Он снял очки и, моргая, смотрел в окно, по которому стекали струйки дождя. Мгла, ноябрь на дворе. Смутные очертания крыш, темные фигуры прохожих… Скрытое в тумане будущее близорукого человека…
Половина пятого. Он встал и при этом нечаянно толкнул соседний стул. Со стула упала газета. Моравецкий поднял ее и, наклонясь, прочел заголовок: ПРЕДЛОЖЕНИЯ ТРЕХ ДЕРЖАВ — МАНЕВР, ПРИКРЫВАЮЩИЙ ПОДГОТОВКУ НОВОЙ ВОЙНЫ.
Он пробежал глазами заметку. Война? В усталом мозгу мелькнула мысль: «Вот она, окончательная развязка». Но он тотчас отогнал эту мысль, как человек, который, собрав последние силы, отбрасывает врага.

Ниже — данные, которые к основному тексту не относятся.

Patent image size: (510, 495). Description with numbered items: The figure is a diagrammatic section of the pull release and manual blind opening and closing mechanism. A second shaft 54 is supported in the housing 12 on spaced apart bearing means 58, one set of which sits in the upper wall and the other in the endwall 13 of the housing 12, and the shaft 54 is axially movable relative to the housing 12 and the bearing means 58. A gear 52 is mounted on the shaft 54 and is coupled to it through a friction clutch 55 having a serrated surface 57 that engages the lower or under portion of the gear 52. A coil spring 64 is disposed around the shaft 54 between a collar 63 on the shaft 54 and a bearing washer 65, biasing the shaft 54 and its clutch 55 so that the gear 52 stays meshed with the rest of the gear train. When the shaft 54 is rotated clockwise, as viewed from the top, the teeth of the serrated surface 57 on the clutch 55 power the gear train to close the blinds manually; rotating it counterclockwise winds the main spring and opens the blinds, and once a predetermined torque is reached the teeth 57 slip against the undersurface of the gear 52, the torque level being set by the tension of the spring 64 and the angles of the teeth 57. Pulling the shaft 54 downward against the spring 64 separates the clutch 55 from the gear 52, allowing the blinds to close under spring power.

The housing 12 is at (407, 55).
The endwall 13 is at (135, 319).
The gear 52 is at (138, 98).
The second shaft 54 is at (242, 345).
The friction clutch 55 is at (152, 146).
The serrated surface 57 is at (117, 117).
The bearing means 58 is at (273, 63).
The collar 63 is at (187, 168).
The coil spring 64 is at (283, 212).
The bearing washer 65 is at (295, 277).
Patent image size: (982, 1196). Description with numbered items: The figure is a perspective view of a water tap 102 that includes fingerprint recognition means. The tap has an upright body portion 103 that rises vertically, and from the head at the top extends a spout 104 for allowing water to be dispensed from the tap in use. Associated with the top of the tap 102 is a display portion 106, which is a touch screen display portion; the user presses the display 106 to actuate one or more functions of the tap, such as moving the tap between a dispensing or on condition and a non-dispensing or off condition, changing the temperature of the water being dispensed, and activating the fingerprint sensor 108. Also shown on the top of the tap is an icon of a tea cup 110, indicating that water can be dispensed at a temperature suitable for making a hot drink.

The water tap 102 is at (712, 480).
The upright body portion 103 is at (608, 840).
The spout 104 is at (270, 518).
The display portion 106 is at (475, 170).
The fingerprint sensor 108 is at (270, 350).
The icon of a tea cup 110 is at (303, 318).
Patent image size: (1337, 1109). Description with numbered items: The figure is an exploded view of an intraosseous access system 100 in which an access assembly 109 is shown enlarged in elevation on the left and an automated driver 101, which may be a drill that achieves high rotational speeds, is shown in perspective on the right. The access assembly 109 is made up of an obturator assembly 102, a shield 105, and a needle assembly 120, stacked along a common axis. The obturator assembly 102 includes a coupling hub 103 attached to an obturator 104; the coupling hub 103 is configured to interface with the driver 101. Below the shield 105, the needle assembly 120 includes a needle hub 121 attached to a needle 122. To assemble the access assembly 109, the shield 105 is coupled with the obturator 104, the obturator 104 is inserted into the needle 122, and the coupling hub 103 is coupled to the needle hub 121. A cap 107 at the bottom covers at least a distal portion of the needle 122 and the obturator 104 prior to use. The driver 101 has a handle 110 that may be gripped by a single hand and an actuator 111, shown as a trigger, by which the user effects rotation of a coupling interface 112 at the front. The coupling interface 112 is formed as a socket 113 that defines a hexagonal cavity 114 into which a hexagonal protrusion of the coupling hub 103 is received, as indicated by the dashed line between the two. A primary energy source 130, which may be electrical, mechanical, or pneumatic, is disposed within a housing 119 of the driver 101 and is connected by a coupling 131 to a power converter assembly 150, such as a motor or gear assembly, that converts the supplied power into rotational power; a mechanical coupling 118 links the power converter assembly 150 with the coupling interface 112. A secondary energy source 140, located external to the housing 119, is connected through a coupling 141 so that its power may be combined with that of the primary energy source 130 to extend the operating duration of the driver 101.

Здание школы когда-то было увито диким виноградом, но после всех превратностей войны ему было уже не до щегольства. Ровные ряды окон придавали этому четырехэтажному дому вид большой клетки. Между ними серела облезлая стена, тут и там кусками живого мяса краснел обнажившийся кирпич. В дни восстания школа горела, но, к счастью, пожар удалось потушить. До января сорок пятого года в ней помещались казармы эсесовцев. Отступая из Варшавы, гитлеровцы не успели ее разрушить до основания.